O chavão “seja livre”, entoado à exaustão como uma espécie de mantra, carrega
em seu bojo o intento de que o indivíduo não se prive de nenhuma vontade. Autocontrole
– ou domínio próprio – é visto como um moralismo opressor. Nietzsche, o grande
guru póstumo do niilismo pós-moderno que teorizou tal proposta, elucidou:
“O indivíduo soberano, igual apenas a si
mesmo, novamente liberado da moralidade do costume, indivíduo autônomo
supramoral (pois “autônomo” e “moral” se excluem), em suma, o homem da vontade
própria, duradoura e independente, o que pode fazer promessas – e nele
encontramos, vibrante em cada músculo, uma orgulhosa consciência do que foi
finalmente alcançado e está nele encarnado, uma verdadeira consciência de poder
e liberdade, um sentimento de realização”.[2]

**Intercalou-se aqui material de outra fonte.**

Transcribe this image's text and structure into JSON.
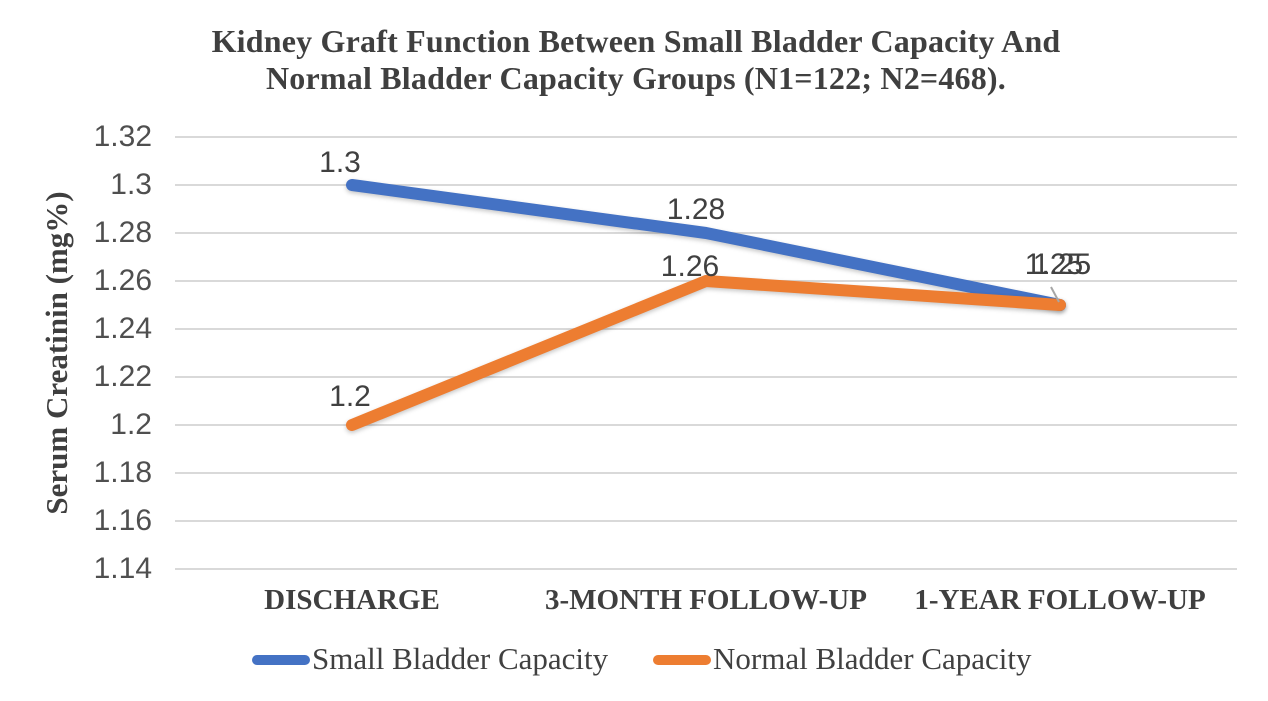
{
  "chart_data": {
    "type": "line",
    "title": "Kidney Graft Function Between Small Bladder Capacity And Normal Bladder Capacity Groups (N1=122; N2=468).",
    "title_lines": [
      "Kidney Graft Function Between Small Bladder Capacity And",
      "Normal Bladder Capacity Groups (N1=122; N2=468)."
    ],
    "ylabel": "Serum Creatinin (mg%)",
    "xlabel": "",
    "categories": [
      "DISCHARGE",
      "3-MONTH FOLLOW-UP",
      "1-YEAR FOLLOW-UP"
    ],
    "series": [
      {
        "name": "Small Bladder Capacity",
        "color": "#4472C4",
        "values": [
          1.3,
          1.28,
          1.25
        ]
      },
      {
        "name": "Normal Bladder Capacity",
        "color": "#ED7D31",
        "values": [
          1.2,
          1.26,
          1.25
        ]
      }
    ],
    "yticks": [
      1.32,
      1.3,
      1.28,
      1.26,
      1.24,
      1.22,
      1.2,
      1.18,
      1.16,
      1.14
    ],
    "ylim": [
      1.14,
      1.32
    ],
    "grid": true,
    "data_labels": true,
    "legend_position": "bottom"
  },
  "colors": {
    "gridline": "#D9D9D9",
    "title_text": "#3F3F3F",
    "tick_text": "#4F4F4F",
    "label_text": "#404040"
  }
}
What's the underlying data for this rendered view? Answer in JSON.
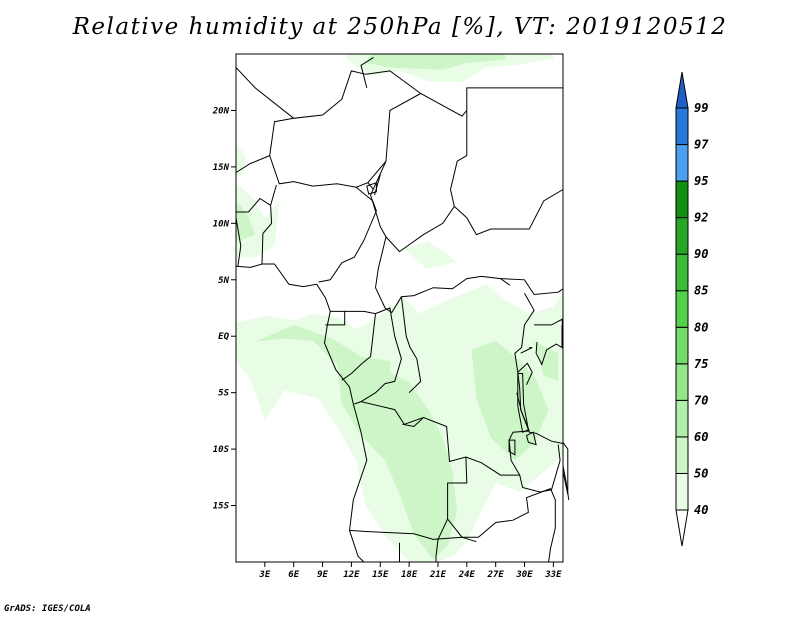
{
  "title": "Relative humidity at 250hPa [%], VT: 2019120512",
  "credit": "GrADS: IGES/COLA",
  "map": {
    "projection": "lat-lon",
    "lon_range": [
      0,
      34
    ],
    "lat_range": [
      -20,
      25
    ],
    "x_ticks": [
      {
        "lon": 3,
        "label": "3E"
      },
      {
        "lon": 6,
        "label": "6E"
      },
      {
        "lon": 9,
        "label": "9E"
      },
      {
        "lon": 12,
        "label": "12E"
      },
      {
        "lon": 15,
        "label": "15E"
      },
      {
        "lon": 18,
        "label": "18E"
      },
      {
        "lon": 21,
        "label": "21E"
      },
      {
        "lon": 24,
        "label": "24E"
      },
      {
        "lon": 27,
        "label": "27E"
      },
      {
        "lon": 30,
        "label": "30E"
      },
      {
        "lon": 33,
        "label": "33E"
      }
    ],
    "y_ticks": [
      {
        "lat": 20,
        "label": "20N"
      },
      {
        "lat": 15,
        "label": "15N"
      },
      {
        "lat": 10,
        "label": "10N"
      },
      {
        "lat": 5,
        "label": "5N"
      },
      {
        "lat": 0,
        "label": "EQ"
      },
      {
        "lat": -5,
        "label": "5S"
      },
      {
        "lat": -10,
        "label": "10S"
      },
      {
        "lat": -15,
        "label": "15S"
      }
    ]
  },
  "colorbar": {
    "levels": [
      "40",
      "50",
      "60",
      "70",
      "75",
      "80",
      "85",
      "90",
      "92",
      "95",
      "97",
      "99"
    ],
    "colors": [
      "#ffffff",
      "#e8fce6",
      "#cdf5c8",
      "#b0eeaa",
      "#93e68a",
      "#74dc6c",
      "#55d04c",
      "#3cbc38",
      "#27a625",
      "#138f12",
      "#4c9fee",
      "#2878dc",
      "#1e5fc8"
    ]
  },
  "chart_data": {
    "type": "heatmap",
    "title": "Relative humidity at 250hPa [%], VT: 2019120512",
    "variable": "Relative humidity",
    "units": "%",
    "level": "250hPa",
    "valid_time": "2019120512",
    "xlabel": "",
    "ylabel": "",
    "x_range": [
      0,
      34
    ],
    "y_range": [
      -20,
      25
    ],
    "shaded_levels": [
      40,
      50,
      60,
      70,
      75,
      80,
      85,
      90,
      92,
      95,
      97,
      99
    ],
    "regions": [
      {
        "area": "northern edge near 24N, 13E-29E",
        "rh_range": [
          40,
          60
        ]
      },
      {
        "area": "west coast near 9-12N, 0-3E",
        "rh_range": [
          40,
          60
        ]
      },
      {
        "area": "equatorial band 2N to 5S, 0-33E",
        "rh_range": [
          40,
          60
        ]
      },
      {
        "area": "southern Congo / Angola 5S-20S, 12E-26E",
        "rh_range": [
          40,
          60
        ]
      },
      {
        "area": "east, 2S-10S near 28E-33E",
        "rh_range": [
          40,
          60
        ]
      }
    ]
  }
}
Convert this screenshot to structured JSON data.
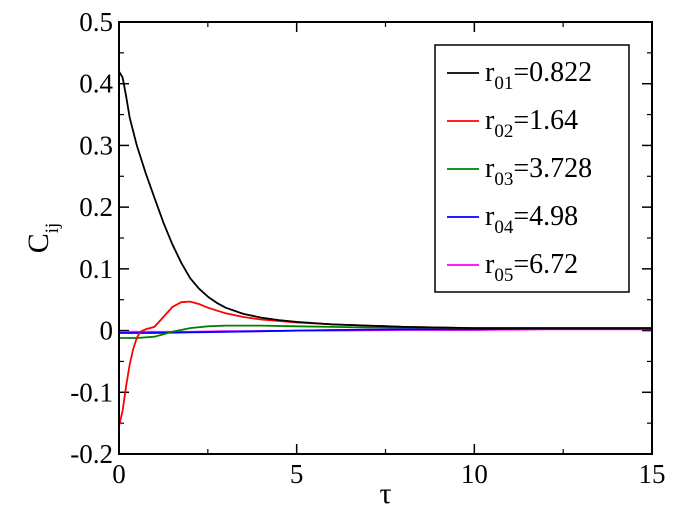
{
  "chart_data": {
    "type": "line",
    "xlabel": "τ",
    "ylabel": {
      "base": "C",
      "sub": "ij"
    },
    "xlim": [
      0,
      15
    ],
    "ylim": [
      -0.2,
      0.5
    ],
    "xticks": [
      0,
      5,
      10,
      15
    ],
    "yticks": [
      -0.2,
      -0.1,
      0,
      0.1,
      0.2,
      0.3,
      0.4,
      0.5
    ],
    "xtick_labels": [
      "0",
      "5",
      "10",
      "15"
    ],
    "ytick_labels": [
      "-0.2",
      "-0.1",
      "0",
      "0.1",
      "0.2",
      "0.3",
      "0.4",
      "0.5"
    ],
    "grid": false,
    "legend_position": "top-right",
    "series": [
      {
        "name": "r01=0.822",
        "label": {
          "base": "r",
          "sub": "01",
          "rest": "=0.822"
        },
        "color": "#000000",
        "x": [
          0,
          0.1,
          0.2,
          0.3,
          0.5,
          0.75,
          1.0,
          1.25,
          1.5,
          1.75,
          2.0,
          2.25,
          2.5,
          2.75,
          3.0,
          3.5,
          4.0,
          4.5,
          5.0,
          6.0,
          7.0,
          8.0,
          9.0,
          10.0,
          11.0,
          12.0,
          13.0,
          14.0,
          15.0
        ],
        "y": [
          0.42,
          0.41,
          0.38,
          0.345,
          0.3,
          0.255,
          0.215,
          0.175,
          0.14,
          0.11,
          0.085,
          0.068,
          0.055,
          0.045,
          0.037,
          0.027,
          0.021,
          0.017,
          0.014,
          0.01,
          0.008,
          0.006,
          0.005,
          0.004,
          0.004,
          0.004,
          0.004,
          0.004,
          0.004
        ]
      },
      {
        "name": "r02=1.64",
        "label": {
          "base": "r",
          "sub": "02",
          "rest": "=1.64"
        },
        "color": "#ff0000",
        "x": [
          0,
          0.1,
          0.2,
          0.3,
          0.4,
          0.5,
          0.6,
          0.75,
          1.0,
          1.25,
          1.5,
          1.75,
          2.0,
          2.25,
          2.5,
          3.0,
          3.5,
          4.0,
          5.0,
          6.0,
          7.0,
          8.0,
          9.0,
          10.0,
          11.0,
          12.0,
          13.0,
          14.0,
          15.0
        ],
        "y": [
          -0.155,
          -0.13,
          -0.09,
          -0.055,
          -0.03,
          -0.012,
          -0.002,
          0.002,
          0.006,
          0.022,
          0.038,
          0.046,
          0.047,
          0.043,
          0.037,
          0.028,
          0.022,
          0.018,
          0.013,
          0.01,
          0.008,
          0.006,
          0.005,
          0.004,
          0.004,
          0.004,
          0.004,
          0.004,
          0.004
        ]
      },
      {
        "name": "r03=3.728",
        "label": {
          "base": "r",
          "sub": "03",
          "rest": "=3.728"
        },
        "color": "#008000",
        "x": [
          0,
          0.5,
          1.0,
          1.25,
          1.5,
          2.0,
          2.5,
          3.0,
          4.0,
          5.0,
          6.0,
          7.0,
          8.0,
          10.0,
          12.0,
          15.0
        ],
        "y": [
          -0.012,
          -0.012,
          -0.01,
          -0.006,
          -0.002,
          0.004,
          0.007,
          0.008,
          0.008,
          0.007,
          0.006,
          0.005,
          0.005,
          0.004,
          0.004,
          0.004
        ]
      },
      {
        "name": "r04=4.98",
        "label": {
          "base": "r",
          "sub": "04",
          "rest": "=4.98"
        },
        "color": "#0000ff",
        "x": [
          0,
          1,
          2,
          3,
          4,
          5,
          6,
          8,
          10,
          12,
          15
        ],
        "y": [
          -0.004,
          -0.004,
          -0.003,
          -0.002,
          -0.001,
          0.0,
          0.001,
          0.002,
          0.002,
          0.003,
          0.003
        ]
      },
      {
        "name": "r05=6.72",
        "label": {
          "base": "r",
          "sub": "05",
          "rest": "=6.72"
        },
        "color": "#ff00ff",
        "x": [
          0,
          1,
          2,
          3,
          4,
          5,
          6,
          8,
          10,
          12,
          15
        ],
        "y": [
          -0.002,
          -0.002,
          -0.002,
          -0.001,
          -0.001,
          0.0,
          0.0,
          0.001,
          0.001,
          0.002,
          0.002
        ]
      }
    ]
  }
}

De acordo com o pensador alemão, há duas
espécies de moral: a nobre e a escrava. A descrição citada acima foi sobre o indivíduo
praticante da moral nobre. Assim,
podemos ver que ele considerou como moral nobre a realização plena dos desejos
do indivíduo à revelia de qualquer outra moral que os contrarie. Mas tal proposta
só é possível de ser exercida se o senso de certo e errado que todo ser humano
possui (que lhe confere a necessidade de seguir um padrão ético, independente
de qual seja[3])
for relativizado ao extremo.
A proposta
vigente de relativização de valores e do próprio conceito de verdade, que redunda na inversão moral
tão evidente em nossos dias, define o tom do imaginário (intelectualidade)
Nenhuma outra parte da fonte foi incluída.